When it comes to Making a Difference in your community, you know you can trust the Hartlepool Mail.
It is Local Newspaper Week, the annual celebration of the part local newspapers and their partner websites play in keeping their communities reliably informed with the latest news, sport and adverts.
This year’s theme is Making a Difference, highlighting the role your local paper plays in reporting the news that matters to you and your family.
From councils to courts, whether it be in the pages of the paper or on our popular website www.hartlepoomail.co.uk, we’re there day in, day out, first with the big stories.
Recently we highlighted the row over a council blunder which saw carpets in a new £4million building having to be ripped up and relaid at a cost of £13,500.
A number of floor coverings in the new Centre for Independent Living were said to be “unsuitable for people with dementia and autism”.
The new building, in Burbank Street, was specifically intended for use by disabled people and had been three years in the planning.
A council spokesman confirmed the carpets were unsuitable for the dementia and autism friendly environment that the authority was seeking to create.
The response from readers was scathing, with was scathing, with dozens of people commenting on the story on the Mail’s website including catalan who said: “Congrats to the Mail for giving this the publicity it deserves. Unbelievable”.
It’s true that justice should not just be done, it should be seen to be done, and we play a vital role in ensuring you know what is happening in the courts.
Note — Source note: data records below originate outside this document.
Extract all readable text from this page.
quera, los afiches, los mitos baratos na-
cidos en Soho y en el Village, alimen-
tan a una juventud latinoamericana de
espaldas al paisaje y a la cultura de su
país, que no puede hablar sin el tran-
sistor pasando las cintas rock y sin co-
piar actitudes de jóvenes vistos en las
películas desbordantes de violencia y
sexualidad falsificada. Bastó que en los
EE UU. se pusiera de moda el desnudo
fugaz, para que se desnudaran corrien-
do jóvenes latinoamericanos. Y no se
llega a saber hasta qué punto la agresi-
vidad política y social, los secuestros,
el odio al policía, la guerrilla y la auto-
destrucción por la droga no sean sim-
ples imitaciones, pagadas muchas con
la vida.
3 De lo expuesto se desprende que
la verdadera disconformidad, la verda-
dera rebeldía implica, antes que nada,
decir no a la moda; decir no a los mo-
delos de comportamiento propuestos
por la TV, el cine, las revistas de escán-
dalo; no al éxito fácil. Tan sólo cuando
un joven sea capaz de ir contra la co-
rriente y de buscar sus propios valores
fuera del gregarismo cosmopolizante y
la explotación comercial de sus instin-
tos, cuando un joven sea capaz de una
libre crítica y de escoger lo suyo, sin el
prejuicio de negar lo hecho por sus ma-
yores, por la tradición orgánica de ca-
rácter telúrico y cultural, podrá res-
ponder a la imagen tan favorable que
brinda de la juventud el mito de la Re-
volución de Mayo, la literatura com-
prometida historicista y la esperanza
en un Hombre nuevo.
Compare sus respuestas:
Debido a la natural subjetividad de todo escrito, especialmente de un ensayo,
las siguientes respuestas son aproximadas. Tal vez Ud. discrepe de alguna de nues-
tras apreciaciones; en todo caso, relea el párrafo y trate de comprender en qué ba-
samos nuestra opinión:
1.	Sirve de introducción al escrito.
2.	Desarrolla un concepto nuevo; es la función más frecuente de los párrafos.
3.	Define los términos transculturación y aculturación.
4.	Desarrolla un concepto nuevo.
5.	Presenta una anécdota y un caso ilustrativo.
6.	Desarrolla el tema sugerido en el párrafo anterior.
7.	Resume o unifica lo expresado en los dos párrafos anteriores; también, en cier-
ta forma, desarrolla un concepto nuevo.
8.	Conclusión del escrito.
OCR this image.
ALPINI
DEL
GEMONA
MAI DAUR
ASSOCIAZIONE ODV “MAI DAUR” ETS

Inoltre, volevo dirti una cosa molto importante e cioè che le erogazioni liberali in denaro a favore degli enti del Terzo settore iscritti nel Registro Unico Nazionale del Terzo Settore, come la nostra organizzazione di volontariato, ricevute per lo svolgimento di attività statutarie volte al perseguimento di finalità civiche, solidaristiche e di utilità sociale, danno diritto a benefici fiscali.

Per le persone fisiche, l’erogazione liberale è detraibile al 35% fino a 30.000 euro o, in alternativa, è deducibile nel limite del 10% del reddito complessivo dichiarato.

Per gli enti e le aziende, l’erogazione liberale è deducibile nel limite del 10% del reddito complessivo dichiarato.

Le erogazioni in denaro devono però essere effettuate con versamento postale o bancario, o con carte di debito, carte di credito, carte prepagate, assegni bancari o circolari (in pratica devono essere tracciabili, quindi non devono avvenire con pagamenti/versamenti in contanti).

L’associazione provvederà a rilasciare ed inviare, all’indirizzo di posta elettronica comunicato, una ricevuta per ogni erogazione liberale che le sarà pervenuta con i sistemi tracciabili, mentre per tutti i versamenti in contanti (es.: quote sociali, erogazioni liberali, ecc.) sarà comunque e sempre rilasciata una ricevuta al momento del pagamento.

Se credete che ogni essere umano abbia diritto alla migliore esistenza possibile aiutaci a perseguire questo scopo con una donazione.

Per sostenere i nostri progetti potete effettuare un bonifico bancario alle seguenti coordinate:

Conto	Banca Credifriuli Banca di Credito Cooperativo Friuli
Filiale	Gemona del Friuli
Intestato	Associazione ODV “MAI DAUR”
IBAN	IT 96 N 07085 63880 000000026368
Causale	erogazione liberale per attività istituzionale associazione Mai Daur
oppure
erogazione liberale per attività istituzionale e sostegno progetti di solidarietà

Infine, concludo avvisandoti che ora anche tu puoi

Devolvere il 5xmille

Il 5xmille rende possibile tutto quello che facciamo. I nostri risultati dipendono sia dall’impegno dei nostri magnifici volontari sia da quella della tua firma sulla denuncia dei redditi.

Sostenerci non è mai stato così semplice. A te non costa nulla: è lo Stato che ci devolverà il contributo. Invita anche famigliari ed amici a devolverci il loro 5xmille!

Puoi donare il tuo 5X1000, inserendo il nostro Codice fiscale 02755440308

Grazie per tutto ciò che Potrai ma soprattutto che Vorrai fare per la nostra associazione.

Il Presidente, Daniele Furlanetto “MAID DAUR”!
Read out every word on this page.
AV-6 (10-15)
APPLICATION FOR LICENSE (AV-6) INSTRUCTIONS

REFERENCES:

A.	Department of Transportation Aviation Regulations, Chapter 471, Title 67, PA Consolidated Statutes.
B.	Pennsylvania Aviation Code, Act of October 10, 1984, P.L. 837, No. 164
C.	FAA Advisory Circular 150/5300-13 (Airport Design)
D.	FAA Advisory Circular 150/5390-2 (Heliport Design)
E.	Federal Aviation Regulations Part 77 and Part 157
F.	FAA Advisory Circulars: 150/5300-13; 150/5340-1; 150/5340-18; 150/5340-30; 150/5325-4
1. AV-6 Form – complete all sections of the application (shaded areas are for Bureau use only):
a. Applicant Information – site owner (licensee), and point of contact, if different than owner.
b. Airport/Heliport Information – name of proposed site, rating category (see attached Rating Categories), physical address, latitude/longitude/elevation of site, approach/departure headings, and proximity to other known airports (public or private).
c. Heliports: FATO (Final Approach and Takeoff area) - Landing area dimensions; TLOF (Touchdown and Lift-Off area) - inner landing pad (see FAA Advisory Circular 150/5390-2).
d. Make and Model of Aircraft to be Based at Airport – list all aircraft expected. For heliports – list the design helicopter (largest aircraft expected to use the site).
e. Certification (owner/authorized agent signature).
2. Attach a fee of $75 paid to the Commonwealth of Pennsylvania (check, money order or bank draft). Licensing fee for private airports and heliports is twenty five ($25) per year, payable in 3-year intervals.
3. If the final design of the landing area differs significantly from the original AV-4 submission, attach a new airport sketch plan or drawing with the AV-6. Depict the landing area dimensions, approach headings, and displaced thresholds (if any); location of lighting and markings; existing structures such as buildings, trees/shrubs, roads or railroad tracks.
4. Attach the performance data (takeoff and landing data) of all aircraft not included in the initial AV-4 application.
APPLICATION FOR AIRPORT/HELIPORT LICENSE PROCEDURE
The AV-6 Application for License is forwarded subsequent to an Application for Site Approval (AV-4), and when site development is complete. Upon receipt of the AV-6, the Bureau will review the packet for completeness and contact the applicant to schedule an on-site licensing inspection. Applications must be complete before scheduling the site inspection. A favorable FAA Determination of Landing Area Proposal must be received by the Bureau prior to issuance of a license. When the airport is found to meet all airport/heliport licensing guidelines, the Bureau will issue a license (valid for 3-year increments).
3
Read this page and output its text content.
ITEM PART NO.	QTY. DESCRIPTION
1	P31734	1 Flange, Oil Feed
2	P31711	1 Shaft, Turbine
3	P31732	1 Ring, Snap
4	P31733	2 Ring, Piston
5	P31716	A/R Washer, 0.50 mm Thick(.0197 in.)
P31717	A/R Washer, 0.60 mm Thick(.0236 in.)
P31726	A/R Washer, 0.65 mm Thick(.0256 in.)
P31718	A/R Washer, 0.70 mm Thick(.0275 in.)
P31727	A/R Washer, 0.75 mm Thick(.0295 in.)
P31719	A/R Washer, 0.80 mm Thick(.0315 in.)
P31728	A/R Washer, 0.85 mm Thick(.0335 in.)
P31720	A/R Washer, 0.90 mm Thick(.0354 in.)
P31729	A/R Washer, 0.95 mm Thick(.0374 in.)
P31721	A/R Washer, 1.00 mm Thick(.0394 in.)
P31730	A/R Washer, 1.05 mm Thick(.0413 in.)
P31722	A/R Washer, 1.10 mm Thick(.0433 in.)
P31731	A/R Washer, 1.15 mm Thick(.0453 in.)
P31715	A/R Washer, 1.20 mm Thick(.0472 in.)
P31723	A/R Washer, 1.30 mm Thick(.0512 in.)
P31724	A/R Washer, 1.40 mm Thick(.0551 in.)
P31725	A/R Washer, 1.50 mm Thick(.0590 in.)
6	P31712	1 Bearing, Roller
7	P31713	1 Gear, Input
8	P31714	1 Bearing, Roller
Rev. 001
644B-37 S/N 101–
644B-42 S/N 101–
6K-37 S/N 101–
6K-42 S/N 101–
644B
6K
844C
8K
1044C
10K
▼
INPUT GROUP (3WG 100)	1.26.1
The horrific killing of vulnerable Angela Wrightson was one of the most disturbing cases in years.
Two teenage girls had denied murdering the 39-year-old alcoholic in her Hartlepool home and a jury at Leeds Crown Court took seven weeks to convict them.
We covered every day of the trial, providing unparalleled and in-depth coverage of a case which raised a number of serious issues.
And just this month we highlighted the case of a former councillor who ripped off more than £137,000 from a community association, forcing it to close, and has been ordered to repay £1.
Angela Wilcox was jailed last year for fraud against the Manor Residents’ Association in Hartlepool, which she managed.
Paul Newcombe, prosecuting, told Teesside Crown Court: “Ms Wilcox has no realisable assets, so we are seeking a nominal order of £1.”
One of the most important roles of any newspaper is keeping an eye on our local services and we have used the Freedom of Information Act to uncover a wide range of issues of local concern.
Recently we revealed that Hartlepool Borough Council was still owed millions of pounds in Council Tax arrears.
At the end of the last financial year, the authority was owed a whopping £3,032,992.64 in unpaid tax.
Over the past three years, the council had issued 34,485 summonses for non-payment of a total of £10,512,439.
Independent councillor Paul Thompson said the figure was evidence that residents in the borough were facing increasing financial difficulty.
“The high figures reflects the state of the economy at the moment,” he said. “People are struggling. They are struggling to pay all their bills, not just Council Tax.”